A quick way to get a large majority of the air out, is when it's cold, loosen a hose clamp on one of your heater core hoses located in the engine compartment. Pick a hose clamp that seems to be the highest point in the engine bay (most likely where a huge air pocket is). After you loosen that clamp, wiggle the hose to break any seal it has with the metal line so that the hose is just resting there loosely (so that the air can easily escape).
Then remove the radiator cap and fire it up. While you are in the cab, move the climate lever all the way to full Hot to make sure that their is circulation in the heater. Let it idle like this for like 5 mins until it warms up. A couple quick checks on your temp gauge every now and then is a good idea as you might not be sure just how large that air pocket is. Then move back to the engine bay....

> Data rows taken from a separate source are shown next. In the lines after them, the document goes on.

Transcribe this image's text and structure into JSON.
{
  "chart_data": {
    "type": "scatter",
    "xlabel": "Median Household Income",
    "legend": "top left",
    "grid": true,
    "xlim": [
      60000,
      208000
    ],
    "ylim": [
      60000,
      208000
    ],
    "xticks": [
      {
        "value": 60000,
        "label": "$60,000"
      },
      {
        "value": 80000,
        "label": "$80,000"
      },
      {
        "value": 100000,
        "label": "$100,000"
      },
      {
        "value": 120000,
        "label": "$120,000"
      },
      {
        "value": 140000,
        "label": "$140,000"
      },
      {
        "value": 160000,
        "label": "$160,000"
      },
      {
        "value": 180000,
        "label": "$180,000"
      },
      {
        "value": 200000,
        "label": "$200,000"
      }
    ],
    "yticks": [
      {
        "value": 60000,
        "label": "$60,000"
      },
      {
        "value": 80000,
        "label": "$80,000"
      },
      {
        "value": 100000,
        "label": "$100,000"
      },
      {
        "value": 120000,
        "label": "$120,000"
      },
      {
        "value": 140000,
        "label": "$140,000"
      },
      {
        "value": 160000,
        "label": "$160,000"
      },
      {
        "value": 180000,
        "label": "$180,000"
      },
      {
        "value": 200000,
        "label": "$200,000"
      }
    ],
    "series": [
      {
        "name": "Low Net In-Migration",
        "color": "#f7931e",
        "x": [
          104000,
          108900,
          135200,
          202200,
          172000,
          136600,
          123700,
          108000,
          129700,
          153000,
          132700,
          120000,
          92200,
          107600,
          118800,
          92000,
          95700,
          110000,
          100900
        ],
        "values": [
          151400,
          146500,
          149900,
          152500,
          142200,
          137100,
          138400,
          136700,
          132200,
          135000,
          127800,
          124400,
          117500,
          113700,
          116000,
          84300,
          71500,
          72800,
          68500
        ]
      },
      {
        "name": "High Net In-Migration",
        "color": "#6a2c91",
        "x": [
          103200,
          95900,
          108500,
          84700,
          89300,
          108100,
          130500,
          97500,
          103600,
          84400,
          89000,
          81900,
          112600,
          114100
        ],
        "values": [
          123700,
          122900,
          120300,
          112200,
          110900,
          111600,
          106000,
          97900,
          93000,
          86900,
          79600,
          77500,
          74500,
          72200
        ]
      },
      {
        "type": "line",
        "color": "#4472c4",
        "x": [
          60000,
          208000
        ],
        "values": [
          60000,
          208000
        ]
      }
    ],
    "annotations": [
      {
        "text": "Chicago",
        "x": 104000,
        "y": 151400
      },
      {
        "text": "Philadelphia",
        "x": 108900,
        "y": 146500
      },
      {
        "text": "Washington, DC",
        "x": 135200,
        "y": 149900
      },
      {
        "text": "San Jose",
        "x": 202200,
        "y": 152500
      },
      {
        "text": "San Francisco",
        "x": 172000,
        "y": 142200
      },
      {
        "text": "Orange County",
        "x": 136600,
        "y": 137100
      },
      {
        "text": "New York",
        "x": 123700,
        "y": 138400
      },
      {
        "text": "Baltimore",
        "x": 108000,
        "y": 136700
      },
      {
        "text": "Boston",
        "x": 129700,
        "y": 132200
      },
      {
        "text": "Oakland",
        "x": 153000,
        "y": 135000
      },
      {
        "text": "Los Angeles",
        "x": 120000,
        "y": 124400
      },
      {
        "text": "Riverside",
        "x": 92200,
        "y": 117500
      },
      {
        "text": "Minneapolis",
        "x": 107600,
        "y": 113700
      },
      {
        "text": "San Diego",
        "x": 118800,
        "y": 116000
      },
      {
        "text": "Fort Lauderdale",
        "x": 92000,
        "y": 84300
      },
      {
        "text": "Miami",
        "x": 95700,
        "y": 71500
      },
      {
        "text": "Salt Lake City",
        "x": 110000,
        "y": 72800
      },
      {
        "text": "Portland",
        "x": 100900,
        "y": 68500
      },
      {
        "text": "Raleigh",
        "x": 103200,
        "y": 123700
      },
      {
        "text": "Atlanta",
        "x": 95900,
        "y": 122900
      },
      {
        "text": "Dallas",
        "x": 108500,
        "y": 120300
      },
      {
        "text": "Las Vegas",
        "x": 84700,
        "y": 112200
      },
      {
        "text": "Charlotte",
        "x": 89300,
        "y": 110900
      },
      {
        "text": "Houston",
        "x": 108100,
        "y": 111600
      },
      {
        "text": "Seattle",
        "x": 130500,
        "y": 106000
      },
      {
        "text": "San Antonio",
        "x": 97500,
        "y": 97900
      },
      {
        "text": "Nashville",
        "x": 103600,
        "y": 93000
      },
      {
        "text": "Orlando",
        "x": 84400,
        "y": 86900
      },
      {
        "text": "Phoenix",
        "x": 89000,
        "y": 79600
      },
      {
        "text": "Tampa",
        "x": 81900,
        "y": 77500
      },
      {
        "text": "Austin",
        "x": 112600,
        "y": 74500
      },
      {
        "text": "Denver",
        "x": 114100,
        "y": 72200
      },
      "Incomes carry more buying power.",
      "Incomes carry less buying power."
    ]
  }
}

While it is idling, the water pump will be pushing water and air around, and the air will be puked out the loose heater hose. While this is happening, the coolant in the radiator will also be dropping, so keep adding more and more water/coolant until it starts puking out of that loose heater hose. I usually let the water run out of the loose hose for 5-10 seconds just to make sure all the air is out, and then I quickly tighten up the hose clamp to close the system. Then I double check the radiator and overflow tank and then button everything up and start daily driving it.
That should be take care of it.
Also, the over flow tank serves a purpose, so monitor it. It's especially important when you are adding or removing coolant from the system. I would look at the level in the overflow tank again tonight when you get home, then again in a couple of days, and then a 3rd time after 1 week of driving. As the system warms to operating temp, it builds enough pressure to operate the radiator cap, and if there is any air in the radiator, then it will push that air out into the overflow tank, and of course this air just dissipates into the atmosphere. But then when the truck cools, it has to draw water back into the system to take up the space left vacant by the air it burped out.
So it's common for the overflow to loose 20-60% of its storage even when you think all of the air is out of the system.